2.Functional exercises: It is extremely beneficial for patients with vertigo to perform functional exercises, especially for plant nerve dysfunction, drug-induced vertigo, etc. Practicing taijiquan, massage, gymnastics and proper head exercises can be effective. People with motion sickness can gradually start from a short distance ride in a car, slow rotation chair, turning in place, etc., repeatedly take that transportation several times, gradually increase the amount of activity, to be persistent, the symptoms can be significantly reduced. If the training is combined with self-relaxation and biofeedback training, the effect will be better.
3, remove the cause: otitis media with cholesteatoma and vagus fistula and other comorbidities, should be surgically removed from the lesion or be repaired.

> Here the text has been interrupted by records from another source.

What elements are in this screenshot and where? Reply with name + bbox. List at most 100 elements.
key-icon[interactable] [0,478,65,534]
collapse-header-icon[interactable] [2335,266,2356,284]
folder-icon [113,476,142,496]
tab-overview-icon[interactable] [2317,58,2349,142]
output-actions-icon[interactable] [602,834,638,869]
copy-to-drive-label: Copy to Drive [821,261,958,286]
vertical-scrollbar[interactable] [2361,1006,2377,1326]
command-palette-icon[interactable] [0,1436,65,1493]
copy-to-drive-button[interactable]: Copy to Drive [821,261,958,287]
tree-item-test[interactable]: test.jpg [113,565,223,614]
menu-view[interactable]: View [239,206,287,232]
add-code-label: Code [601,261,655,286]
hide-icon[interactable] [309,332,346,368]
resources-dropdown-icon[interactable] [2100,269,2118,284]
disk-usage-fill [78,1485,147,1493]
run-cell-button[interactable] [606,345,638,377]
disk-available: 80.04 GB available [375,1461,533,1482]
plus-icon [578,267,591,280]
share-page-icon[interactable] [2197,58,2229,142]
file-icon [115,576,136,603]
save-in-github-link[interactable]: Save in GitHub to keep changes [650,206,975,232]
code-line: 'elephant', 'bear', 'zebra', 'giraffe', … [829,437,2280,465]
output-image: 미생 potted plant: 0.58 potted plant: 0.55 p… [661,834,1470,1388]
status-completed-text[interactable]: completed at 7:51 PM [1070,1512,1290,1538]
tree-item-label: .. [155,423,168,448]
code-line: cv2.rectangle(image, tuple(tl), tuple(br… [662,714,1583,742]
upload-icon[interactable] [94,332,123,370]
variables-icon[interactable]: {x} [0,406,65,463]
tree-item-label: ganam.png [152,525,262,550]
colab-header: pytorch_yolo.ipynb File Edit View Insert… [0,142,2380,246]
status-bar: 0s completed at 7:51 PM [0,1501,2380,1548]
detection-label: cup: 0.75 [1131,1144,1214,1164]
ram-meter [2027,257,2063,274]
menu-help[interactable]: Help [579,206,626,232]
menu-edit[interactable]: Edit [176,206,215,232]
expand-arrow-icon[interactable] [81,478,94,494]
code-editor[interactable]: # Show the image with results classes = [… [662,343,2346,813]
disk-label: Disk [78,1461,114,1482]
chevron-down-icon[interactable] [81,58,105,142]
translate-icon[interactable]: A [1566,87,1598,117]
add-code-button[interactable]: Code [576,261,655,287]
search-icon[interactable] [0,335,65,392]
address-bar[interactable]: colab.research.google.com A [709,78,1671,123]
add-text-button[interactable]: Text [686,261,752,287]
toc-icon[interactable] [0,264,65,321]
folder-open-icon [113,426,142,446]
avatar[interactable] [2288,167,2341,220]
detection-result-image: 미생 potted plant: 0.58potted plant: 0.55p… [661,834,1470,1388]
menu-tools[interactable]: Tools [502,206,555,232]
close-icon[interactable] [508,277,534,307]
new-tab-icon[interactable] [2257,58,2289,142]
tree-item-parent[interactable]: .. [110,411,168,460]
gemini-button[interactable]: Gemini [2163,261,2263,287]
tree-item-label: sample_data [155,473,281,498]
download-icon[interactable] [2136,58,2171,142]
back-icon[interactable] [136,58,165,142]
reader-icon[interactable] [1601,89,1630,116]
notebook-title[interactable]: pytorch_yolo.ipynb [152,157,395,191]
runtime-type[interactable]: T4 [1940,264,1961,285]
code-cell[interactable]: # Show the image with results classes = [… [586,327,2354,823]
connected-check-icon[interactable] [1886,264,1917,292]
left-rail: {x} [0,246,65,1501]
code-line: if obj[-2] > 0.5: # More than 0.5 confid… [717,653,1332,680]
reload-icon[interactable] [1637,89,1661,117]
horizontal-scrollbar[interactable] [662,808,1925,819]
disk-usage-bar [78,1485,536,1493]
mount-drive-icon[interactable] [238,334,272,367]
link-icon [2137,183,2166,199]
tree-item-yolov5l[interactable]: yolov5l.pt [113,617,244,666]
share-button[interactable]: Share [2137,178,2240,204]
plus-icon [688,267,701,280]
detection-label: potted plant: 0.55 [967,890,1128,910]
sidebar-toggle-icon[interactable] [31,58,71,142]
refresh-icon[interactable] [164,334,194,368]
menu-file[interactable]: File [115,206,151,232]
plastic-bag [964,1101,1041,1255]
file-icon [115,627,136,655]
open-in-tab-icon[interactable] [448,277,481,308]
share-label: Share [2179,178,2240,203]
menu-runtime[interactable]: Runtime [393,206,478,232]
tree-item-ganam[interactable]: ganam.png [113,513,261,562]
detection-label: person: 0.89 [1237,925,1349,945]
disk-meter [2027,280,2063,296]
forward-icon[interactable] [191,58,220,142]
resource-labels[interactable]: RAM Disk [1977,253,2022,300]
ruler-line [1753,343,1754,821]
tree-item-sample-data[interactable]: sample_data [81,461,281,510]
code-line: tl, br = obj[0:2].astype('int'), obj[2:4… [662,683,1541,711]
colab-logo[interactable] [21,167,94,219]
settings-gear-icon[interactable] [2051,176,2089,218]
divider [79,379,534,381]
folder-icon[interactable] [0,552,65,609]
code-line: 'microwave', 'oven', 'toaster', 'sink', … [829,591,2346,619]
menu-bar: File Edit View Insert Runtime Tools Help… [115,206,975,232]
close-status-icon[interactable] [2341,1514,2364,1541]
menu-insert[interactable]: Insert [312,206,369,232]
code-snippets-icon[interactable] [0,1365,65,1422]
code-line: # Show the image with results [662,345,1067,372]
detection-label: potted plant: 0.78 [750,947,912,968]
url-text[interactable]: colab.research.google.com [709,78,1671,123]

If intracranial tumors are clearly diagnosed and localized, those with suitable indications should have the tumors removed surgically. If vertigo is induced by intestinal ascariasis, anemia, refractive error, etc., it should be corrected for the cause.
4.Relief of mental concern: Recurrent attacks of vertigo can make patients and their families very nervous. Doctors should be kind and give necessary comfort. Patients should have sufficient sleep, regular life, comfortable environment and less greasy and easy to digest diet, especially in the hot summer. Some people who are too nervous should be given a small amount of sedative.
IV. Summary
Vertigo is commonly seen in pediatrics, otology, ophthalmology and neurology. We should do a comprehensive examination and give active treatment to these patients, and most of them can get a good prognosis.